In the first legal challenge to the Biden administration’s immigration agenda, a federal judge in Texas temporarily blocked a 100-day deportation break.
The U.S. District Court for the Southern District of Texas on Tuesday issued a 14-day statewide injunction pending by the Attorney General to prevent enforcement of the policy issued by the Department of Homeland Security within hours of President Biden’s inauguration . The order remains in effect until the judge has considered a more comprehensive application for an injunction.
Judge Drew B. Tipton, appointed by former President Donald J. Trump, said in his ruling that the suspension of deportations would violate a provision of immigration law, as well as another law that requires authorities to make a rational statement their political decisions.
Immigration law requires people with definitive deportation orders to be deported from the United States within 90 days. The court ruled that the 100-day break violated this requirement and that the mandatory language of the immigration law should not be “neutered by the broad discretion of the federal government.”
The court also ruled that the agency’s memorandum violated a separate law that required agencies to provide a logical and rational reason for their policy changes. The judge found that the Department of Homeland Security had violated the Administrative Procedure Act by failing to provide adequate justification for the temporary suspension of deportations.
Immediately after taking office, Mr. Biden began dismantling some of his predecessor’s initiatives to curb both legal and illegal immigration to the United States. The president has issued a number of executive orders, including one to lift travel bans for Muslim-majority countries.
Immigration advocates challenged many of Mr Trump’s policies in federal court, and Judge Tipton’s decision on Tuesday signaled that immigrant hawks may also sue to obstruct Mr Biden’s initiatives.
“The court order shows President Biden’s tough battle trying to lift the previous administration’s immigration restrictions,” said Stephen Yale-Loehr, an immigration attorney and professor at Cornell Law School. “A single judge can stop a federal agency’s efforts to review and re-prioritize its immigration enforcement policy.”
According to the decision on Tuesday, Attorney General Ken Paxton of Texas said on twitter that it was a victory against the left.
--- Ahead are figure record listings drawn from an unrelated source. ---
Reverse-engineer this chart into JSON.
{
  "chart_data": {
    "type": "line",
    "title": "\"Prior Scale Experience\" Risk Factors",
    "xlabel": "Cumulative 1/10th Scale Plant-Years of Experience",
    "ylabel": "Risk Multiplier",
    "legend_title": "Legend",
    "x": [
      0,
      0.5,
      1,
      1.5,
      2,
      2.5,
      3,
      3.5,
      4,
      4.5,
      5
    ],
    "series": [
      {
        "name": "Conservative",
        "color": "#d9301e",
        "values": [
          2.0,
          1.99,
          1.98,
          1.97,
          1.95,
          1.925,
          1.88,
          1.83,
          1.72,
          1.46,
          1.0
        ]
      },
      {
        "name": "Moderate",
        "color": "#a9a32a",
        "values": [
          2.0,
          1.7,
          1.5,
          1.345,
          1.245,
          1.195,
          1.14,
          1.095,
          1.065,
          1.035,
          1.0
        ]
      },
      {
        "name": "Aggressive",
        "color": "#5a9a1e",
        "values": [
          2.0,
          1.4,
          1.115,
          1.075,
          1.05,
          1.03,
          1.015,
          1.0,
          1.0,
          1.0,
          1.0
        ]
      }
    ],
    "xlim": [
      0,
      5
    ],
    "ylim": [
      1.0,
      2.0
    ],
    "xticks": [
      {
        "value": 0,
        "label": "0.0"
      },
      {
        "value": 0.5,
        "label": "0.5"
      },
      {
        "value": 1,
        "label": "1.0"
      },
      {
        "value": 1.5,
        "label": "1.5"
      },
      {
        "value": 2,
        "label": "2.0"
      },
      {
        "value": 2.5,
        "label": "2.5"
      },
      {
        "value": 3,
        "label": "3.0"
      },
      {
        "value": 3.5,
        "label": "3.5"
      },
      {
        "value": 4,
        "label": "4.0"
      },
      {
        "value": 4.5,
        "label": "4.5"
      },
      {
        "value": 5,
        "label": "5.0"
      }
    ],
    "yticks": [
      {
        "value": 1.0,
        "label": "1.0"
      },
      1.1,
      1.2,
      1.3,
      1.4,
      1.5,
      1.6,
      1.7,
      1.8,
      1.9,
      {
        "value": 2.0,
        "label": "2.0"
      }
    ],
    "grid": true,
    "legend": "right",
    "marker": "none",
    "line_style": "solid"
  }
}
“Texas is the FIRST state in the nation to file a lawsuit against the Biden Admin. AND WE WON, ”wrote Republican Paxton, who is under federal investigation for bribery and abuse of power charges by former aides.
“Within 6 days of Biden’s inauguration, Texas prevented its illegal deportation freeze,” Paxton wrote. “This was a seditious left wing uprising. And my team and I stopped doing that. “
In one letter Last week, Paxton described David Pekoske, acting secretary for Homeland Security, as “a total waiver of the Department of Homeland Security’s obligation to enforce federal immigration law” that would “seriously and irreparably harm the state of Texas and its citizens.” ”
Thousands of immigrants in detention centers have deportation orders that can be carried out once they have exhausted their remedies. Thousands more inland could be arrested for having pending deportation orders.
The Biden administration said the break should allow time for an internal review. The moratorium would cover most immigrants facing deportation unless they arrived in the United States after November 1, 2020, were suspected of having committed acts of terrorism or espionage, or posed a threat to the national Security.
“We are confident that as the process progresses, it will be clear that this was a reasonable move to order a temporary pause so the agency can carefully review its policies, procedures and enforcement priorities – while focusing more on public threats Security and national security, “a White House spokesman said Tuesday. “President Biden remains determined to take immediate action to reform our immigration system to ensure that American values are upheld while our communities are protected.”